Cambridge CSD3 cheat sheet

The Cambridge CSD3 system is documented extensively on its own web pages. These are internal notes for quick start for our project.

Login

Log in with your username to the CPU system (DIRAC username):

(host) $ ssh <username>@login-cpu.hpc.cam.ac.uk

If you have set up an authorized key, you may use this to bypass the password prompt:

(host) $ ssh -i ~/.ssh/dirac_rsa <username>@login.hpc.cam.ac.uk

Work area

The project shared disk space is /rds/project/rds-bRdYdViqoGA/. Make yourself a working directory there.

Jobs

The system uses Slurm (though for those familiar with Torque, qsub and qstat commands work more or less as you would expect on the login nodes).

There are three main types of compute nodes on the cluster, Skylake, Cascade Lake and Ice Lake (from earlier to later generation). Skylake nodes are 32-core nodes, Cascade Lake 56 core, and Ice Lake 76 core nodes. All are Intel-based.
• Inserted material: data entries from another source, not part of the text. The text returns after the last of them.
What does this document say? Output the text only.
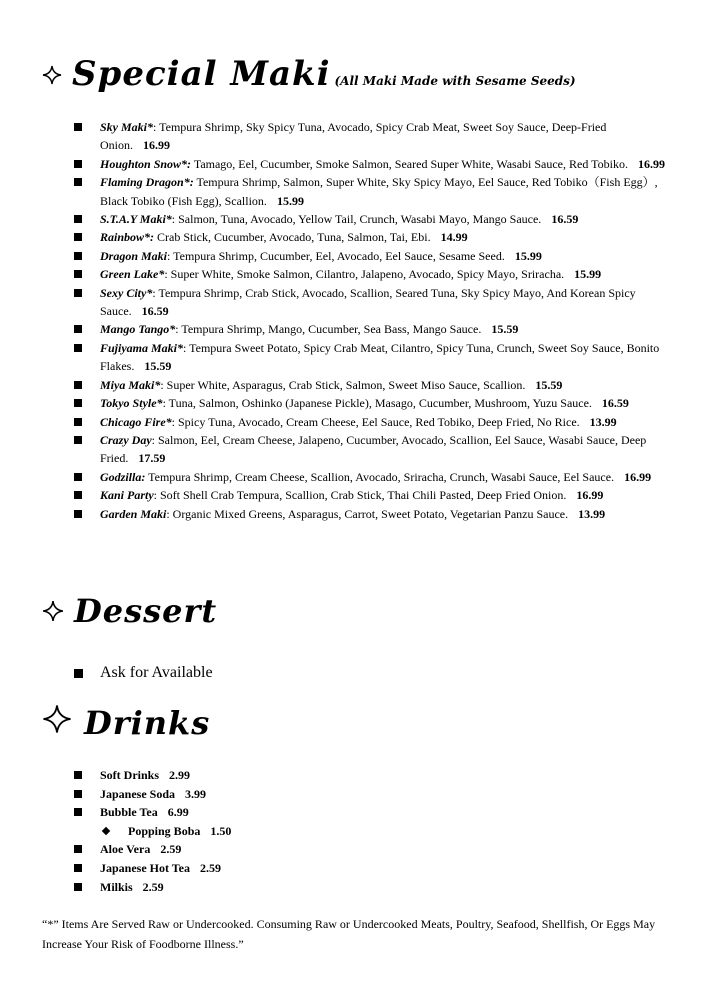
Special Maki (All Maki Made with Sesame Seeds)
Sky Maki*: Tempura Shrimp, Sky Spicy Tuna, Avocado, Spicy Crab Meat, Sweet Soy Sauce, Deep-Fried Onion. 16.99
Houghton Snow*: Tamago, Eel, Cucumber, Smoke Salmon, Seared Super White, Wasabi Sauce, Red Tobiko. 16.99
Flaming Dragon*: Tempura Shrimp, Salmon, Super White, Sky Spicy Mayo, Eel Sauce, Red Tobiko（Fish Egg）, Black Tobiko (Fish Egg), Scallion. 15.99
S.T.A.Y Maki*: Salmon, Tuna, Avocado, Yellow Tail, Crunch, Wasabi Mayo, Mango Sauce. 16.59
Rainbow*: Crab Stick, Cucumber, Avocado, Tuna, Salmon, Tai, Ebi. 14.99
Dragon Maki: Tempura Shrimp, Cucumber, Eel, Avocado, Eel Sauce, Sesame Seed. 15.99
Green Lake*: Super White, Smoke Salmon, Cilantro, Jalapeno, Avocado, Spicy Mayo, Sriracha. 15.99
Sexy City*: Tempura Shrimp, Crab Stick, Avocado, Scallion, Seared Tuna, Sky Spicy Mayo, And Korean Spicy Sauce. 16.59
Mango Tango*: Tempura Shrimp, Mango, Cucumber, Sea Bass, Mango Sauce. 15.59
Fujiyama Maki*: Tempura Sweet Potato, Spicy Crab Meat, Cilantro, Spicy Tuna, Crunch, Sweet Soy Sauce, Bonito Flakes. 15.59
Miya Maki*: Super White, Asparagus, Crab Stick, Salmon, Sweet Miso Sauce, Scallion. 15.59
Tokyo Style*: Tuna, Salmon, Oshinko (Japanese Pickle), Masago, Cucumber, Mushroom, Yuzu Sauce. 16.59
Chicago Fire*: Spicy Tuna, Avocado, Cream Cheese, Eel Sauce, Red Tobiko, Deep Fried, No Rice. 13.99
Crazy Day: Salmon, Eel, Cream Cheese, Jalapeno, Cucumber, Avocado, Scallion, Eel Sauce, Wasabi Sauce, Deep Fried. 17.59
Godzilla: Tempura Shrimp, Cream Cheese, Scallion, Avocado, Sriracha, Crunch, Wasabi Sauce, Eel Sauce. 16.99
Kani Party: Soft Shell Crab Tempura, Scallion, Crab Stick, Thai Chili Pasted, Deep Fried Onion. 16.99
Garden Maki: Organic Mixed Greens, Asparagus, Carrot, Sweet Potato, Vegetarian Panzu Sauce. 13.99
Dessert
Ask for Available
Drinks
Soft Drinks 2.99
Japanese Soda 3.99
Bubble Tea 6.99
Popping Boba 1.50
Aloe Vera 2.59
Japanese Hot Tea 2.59
Milkis 2.59
“*” Items Are Served Raw or Undercooked. Consuming Raw or Undercooked Meats, Poultry, Seafood, Shellfish, Or Eggs May Increase Your Risk of Foodborne Illness.”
These show up as partitions (like Torque queues) on the cluster, i.e. you are explicitly selecting the type of machine you will get when you submit to the cluster using the partitions skylake, cclake or icelake. There are also himem (high-memory) version of each partition.

To get a single core for testing purposes on one of these machines do e.g.

(CSD3) $ sintr -p icelake

This drops you in a screen session on a compute node. You can specify wall time, numbers of cores etc on the command line.

To run a batch job do e.g.

(CSD3) $ sbatch example_slurm_script

You can find template job scripts in /usr/local/Cluster-Docs/SLURM. A useful option in batch mode is #SBATCH --mail-type=ALL which ensures that you will be e-mailed on start, end and error. Job output appears in the directory where you ran the sbatch command.

To view the queue in native Slurm mode use the squeue command.

Note that if (and only if) you have a Slurm job running on a compute node you are allowed to ssh into it to check on the job, run htop etc.

Modules

Modules work as on the Hertfordshire system, e.g. module load singularity gets you access to the singularity command. There are many more modules available though.